La pugna entre Catón y César constituye una constante en la Historia. ¿Qué sucede cuando un buen régimen político como la democracia empieza a mostrar fallos en apariencia sistémicos debido a cambios ideológicos, económicos o sociales? O, peor aún, ¿debido a las medias verdades y falsas acusaciones de sus adversarios? ¿Qué sucede cuando la guerra cultural abre trincheras que dinamitan los principios de la ciudadanía común y una crisis de legitimidad daña seriamente la confianza en el modelo representativo de la política? ¿Sería posible, en ese caso, recuperar las virtudes antiguas que defendía Catón o sólo se logrará la paz con el mando de un hombre fuerte que adule a las masas? No son preguntas retóricas, porque también el Imperio romano ocultaba su poder bajo el nombre de las antiguas instituciones republicanas que fingía conservar.

Los demagogos actuales responden a un patrón falsamente democrático. Dicen representar al pueblo auténtico frente a las elites corruptas. Prometen separar la cizaña del trigo, sin que parezcan importarles mucho ni las leyes ni las instituciones. Hablan de diálogo, pero su discurso es profundamente divisivo y antipluralista.

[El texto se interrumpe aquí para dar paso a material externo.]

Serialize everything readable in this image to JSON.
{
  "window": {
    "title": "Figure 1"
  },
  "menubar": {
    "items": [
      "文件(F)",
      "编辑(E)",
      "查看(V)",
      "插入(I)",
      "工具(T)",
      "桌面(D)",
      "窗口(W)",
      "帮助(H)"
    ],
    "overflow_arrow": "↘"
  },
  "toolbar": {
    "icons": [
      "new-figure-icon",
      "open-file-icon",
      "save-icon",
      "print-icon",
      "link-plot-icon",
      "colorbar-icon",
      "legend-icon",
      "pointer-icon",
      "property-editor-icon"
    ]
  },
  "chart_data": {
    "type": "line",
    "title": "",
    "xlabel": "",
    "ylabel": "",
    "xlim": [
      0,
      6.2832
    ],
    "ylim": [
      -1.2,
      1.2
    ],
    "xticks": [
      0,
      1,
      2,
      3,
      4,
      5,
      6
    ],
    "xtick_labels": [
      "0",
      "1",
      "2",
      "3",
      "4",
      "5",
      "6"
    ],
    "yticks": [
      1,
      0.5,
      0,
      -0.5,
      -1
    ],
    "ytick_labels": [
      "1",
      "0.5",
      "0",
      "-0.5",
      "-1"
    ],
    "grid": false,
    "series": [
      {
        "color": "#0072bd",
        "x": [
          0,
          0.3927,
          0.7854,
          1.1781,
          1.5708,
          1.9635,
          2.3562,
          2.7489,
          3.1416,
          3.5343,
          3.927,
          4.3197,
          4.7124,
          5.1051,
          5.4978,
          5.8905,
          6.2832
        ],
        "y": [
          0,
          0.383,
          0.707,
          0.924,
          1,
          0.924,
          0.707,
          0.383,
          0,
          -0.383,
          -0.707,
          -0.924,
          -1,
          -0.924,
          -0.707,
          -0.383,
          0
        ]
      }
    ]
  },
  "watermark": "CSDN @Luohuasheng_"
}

Aseguran respetar la libertad, pero pretenden cambiar de forma abrupta las creencias, los sentimientos y las emociones de una inmensa parte de la sociedad. Crean problemas -como el brexit- para los que carecen de solución. Y, sin embargo, apelan también a millones de votantes, explotando sus miedos y sus angustias, su rencor y su resentimiento.

Por supuesto, algo en nuestra época recuerda la lucha entre Catón y César, entre las virtudes que hicieron posible la república y las que la coartaron. Y es una partida que se juega en la vida pública a diario, pero también en la privada, con cada una de nuestras actitudes y decisiones. Y nada ni nadie garantiza que vaya a ganar la democracia. Ésta es la inquietante cuestión que recorre la obra de Pierre Manent y que constituye la cuestión de nuestro tiempo. Como lo fue ya hace más de dos mil años.